In "Building for Life: Designing and Understanding the Human-Nature Connection," published this month by Island Press, Stephen Kellert, Tweedy Ordway Professor of Social Ecology at Yale's School of Forestry and Environment Science, advocates an innovative approach to building. He says a sustainable "restorative environmental design" will minimize adverse impacts on the natural environment while enhancing human health and well being, fostering positive contact between people and nature in the built environment.

Kellert asserts that interaction with nature is critically important to human well-being and development, but contemporary society has become confused about the role of the natural environment in people's physical and mental lives. He says society has tended to impoverish this connection especially in the urban built environment, and that many believe the progress of civilization depends on subjugating and converting, if not, conquering the natural world.
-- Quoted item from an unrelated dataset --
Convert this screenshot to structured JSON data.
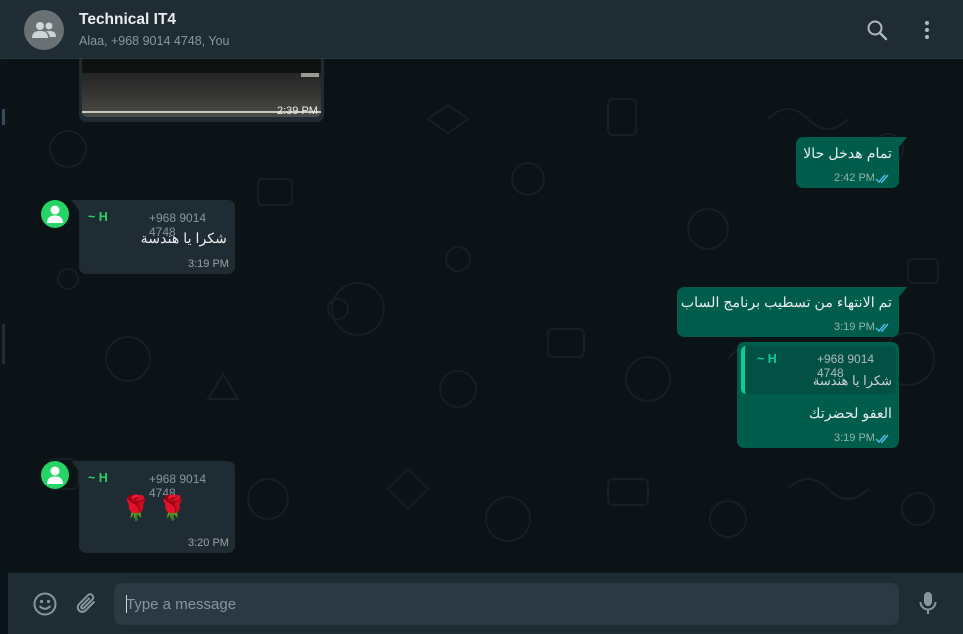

"As most of us well recognize, the scale and character of the modern built environment has compromised and diminished the relationship between people and the natural world," said Kellert. "I view this situation, however, as more of a design failure than an intrinsic flaw of contemporary life."

"Building for Life" examines what is known about how the natural environment affects people's physical, mental and spiritual well-being and the role of nature in childhood development. It explains the relationship between people and nature embedded in humanity's evolutionary development through the notion of "biophilia," which was pioneered by Kellert and E.O. Wilson at Harvard. A narrative epilogue uses the story-telling tradition to address many of the same issues more subjectively.

"Even in our modern urban society, nature remains an indispensable, irreplaceable basis for human fulfillment," said Kellert. "Through the deliberate design of the built environment, we may restore the basis for a more compatible relationship with nature."